Tangan kanan Sandy mulai menelusuri selangkanganku, kurasakan jarinya
meraba vaginaku yang masih tertutup CD, aku tak tahu apakah vaginaku
sudah basah apa belum. Yang jelas jari-jari Sandy menekan-nekan lubang
vaginaku dari luar CD, lalu kurasakan tangannya menyusup masuk ke dalam
CD-ku.
Jantungku berdetak keras sekali, kurasakan kenikmatan menjalari tubuhku.
Jari-jari Sandy mencoba memasuki lubang vaginaku, lalu kurasakan
jarinya amblas masuk ke dalam, wah nikmat sekali. Aku harus mengakhiri
Sandiwaraku, aku sudah tak tahan lagi, kubuka mataku sambil menyentakkan
tubuhku.
“Sandy!! Ngapain kamu?”
Aku berusaha bangun duduk, tapi tangan Sandy menekan pundakku dengan
keras. Tiba-tiba Sandy mencium mulutku dengan cepat, aku berusaha
memberontak dengan mengerahkan seluruh tenagaku. Tapi Sandy makin keras
menekan pundakku, malah sekarang pemuda itu menindih tubuhku, aku
kesulitan bernapas ditindih tubuhnya yang kekar dan berotot. Kurasakan
mulutnya kembali melumat mulutku, lidahnya masuk ke dalam mulutku, tapi
aku pura-pura menolak.
“Bu.., maafkan saya. Sudah lama saya ingin merasakan ini, maafkan saya
Bu…” Sandy melepaskan ciumannya lalu memandangku dengan pandangan
meminta.
“Kamu kan bisa dengan teman-teman kamu yang masih muda. Ibukan sudah tua,” Ujarku lembut.
“Tapi saya sudah tergila-gila dengan Bu Linda.. Saat SD saya sering
mengintip BH yang Ibu gunakan… Saya akan memuaskan Ibu sepuas-puasnya,”
jawab Sandy.
“Ah kamu… Ya sudah terserah kamu sajalah”
Aku pura-pura menghela napas panjang, padahal tubuhku sudah tidak tahan
ingin dijamah olehnya.

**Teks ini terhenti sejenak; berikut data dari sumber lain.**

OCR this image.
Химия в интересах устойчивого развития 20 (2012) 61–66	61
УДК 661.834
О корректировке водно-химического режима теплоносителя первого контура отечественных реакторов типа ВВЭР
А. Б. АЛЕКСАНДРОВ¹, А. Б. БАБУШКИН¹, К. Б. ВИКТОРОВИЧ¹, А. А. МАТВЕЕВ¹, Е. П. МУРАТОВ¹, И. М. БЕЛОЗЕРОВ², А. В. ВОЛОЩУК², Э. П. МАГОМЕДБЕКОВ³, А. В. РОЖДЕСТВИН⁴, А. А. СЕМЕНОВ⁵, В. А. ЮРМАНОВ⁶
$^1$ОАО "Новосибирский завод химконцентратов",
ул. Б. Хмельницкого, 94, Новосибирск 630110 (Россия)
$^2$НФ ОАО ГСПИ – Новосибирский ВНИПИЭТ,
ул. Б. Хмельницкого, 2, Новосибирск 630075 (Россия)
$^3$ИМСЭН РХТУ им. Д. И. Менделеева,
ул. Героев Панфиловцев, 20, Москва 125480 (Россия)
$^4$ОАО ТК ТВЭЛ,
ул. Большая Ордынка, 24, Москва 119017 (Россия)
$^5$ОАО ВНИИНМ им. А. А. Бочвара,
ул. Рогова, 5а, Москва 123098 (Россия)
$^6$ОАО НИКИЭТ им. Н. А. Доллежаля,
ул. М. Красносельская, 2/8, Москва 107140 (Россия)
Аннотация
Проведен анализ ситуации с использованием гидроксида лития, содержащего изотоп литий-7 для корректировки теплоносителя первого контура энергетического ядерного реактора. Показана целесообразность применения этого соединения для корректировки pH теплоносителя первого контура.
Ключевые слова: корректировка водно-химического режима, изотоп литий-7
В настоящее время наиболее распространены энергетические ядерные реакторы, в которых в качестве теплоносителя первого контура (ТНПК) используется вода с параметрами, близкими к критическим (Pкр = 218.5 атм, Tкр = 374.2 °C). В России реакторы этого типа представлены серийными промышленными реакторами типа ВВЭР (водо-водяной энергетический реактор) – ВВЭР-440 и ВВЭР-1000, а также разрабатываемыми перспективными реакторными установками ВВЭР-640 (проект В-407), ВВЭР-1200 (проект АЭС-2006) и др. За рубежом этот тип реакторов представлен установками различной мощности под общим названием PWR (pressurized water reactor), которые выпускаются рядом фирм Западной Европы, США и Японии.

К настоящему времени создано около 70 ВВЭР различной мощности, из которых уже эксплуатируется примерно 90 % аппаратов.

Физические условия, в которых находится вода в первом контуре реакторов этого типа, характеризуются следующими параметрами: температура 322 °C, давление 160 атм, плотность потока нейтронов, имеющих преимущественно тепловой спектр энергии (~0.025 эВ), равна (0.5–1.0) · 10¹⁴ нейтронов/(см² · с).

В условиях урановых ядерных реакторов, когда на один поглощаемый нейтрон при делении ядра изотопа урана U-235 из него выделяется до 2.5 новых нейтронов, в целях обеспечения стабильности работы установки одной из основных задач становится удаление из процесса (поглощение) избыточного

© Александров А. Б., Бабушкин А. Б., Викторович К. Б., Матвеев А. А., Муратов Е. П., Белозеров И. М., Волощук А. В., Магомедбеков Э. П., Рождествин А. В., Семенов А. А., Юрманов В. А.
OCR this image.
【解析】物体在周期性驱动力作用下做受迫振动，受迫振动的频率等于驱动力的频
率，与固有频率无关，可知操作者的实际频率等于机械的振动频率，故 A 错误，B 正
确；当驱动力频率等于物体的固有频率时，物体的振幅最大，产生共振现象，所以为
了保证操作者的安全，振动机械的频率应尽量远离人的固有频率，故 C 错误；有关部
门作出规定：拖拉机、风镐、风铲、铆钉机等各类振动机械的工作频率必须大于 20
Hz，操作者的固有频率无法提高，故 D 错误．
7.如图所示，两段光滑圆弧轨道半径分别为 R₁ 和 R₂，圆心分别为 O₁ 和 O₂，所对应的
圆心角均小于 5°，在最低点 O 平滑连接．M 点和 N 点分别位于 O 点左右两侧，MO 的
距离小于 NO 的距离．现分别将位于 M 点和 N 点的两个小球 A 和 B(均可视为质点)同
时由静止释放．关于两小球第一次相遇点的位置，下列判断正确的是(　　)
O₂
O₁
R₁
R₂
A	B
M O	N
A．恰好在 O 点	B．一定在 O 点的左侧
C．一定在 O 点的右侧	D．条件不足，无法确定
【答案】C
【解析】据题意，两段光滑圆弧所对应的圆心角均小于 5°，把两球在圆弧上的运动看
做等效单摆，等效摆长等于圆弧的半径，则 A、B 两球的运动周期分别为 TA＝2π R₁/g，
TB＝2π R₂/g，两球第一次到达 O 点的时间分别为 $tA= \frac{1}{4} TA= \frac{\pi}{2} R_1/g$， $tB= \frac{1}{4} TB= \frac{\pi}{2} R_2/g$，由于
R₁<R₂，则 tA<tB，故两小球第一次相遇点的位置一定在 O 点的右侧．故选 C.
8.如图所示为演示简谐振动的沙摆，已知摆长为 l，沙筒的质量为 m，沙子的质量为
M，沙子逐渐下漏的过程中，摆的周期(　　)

Lalu Sandy melumat bibirku dan pelan-pelan aku
meladeni permainan lidahnya. Kedua tangannya meremas-remas pantatku.
Untuk membuatnya semakin membara, aku minta izin ke WC yang ada di dalam
kamar tidurku. Di dalam kamar mandi, kubuka semua pakaian yang ada di
tubuhku, kupandangi badanku di cermin.
Benarkah pemuda seperti Sandy terangsang melihat tubuhku ini? Perduli
amat yang penting aku ingin merasakan bagaimana sich bercinta dengan
remaja yang masih panas. Keluar dari kamar mandi, matanya terbeliak
melihat tubuh sintalku yang tidak tertutup sehelai benangpun.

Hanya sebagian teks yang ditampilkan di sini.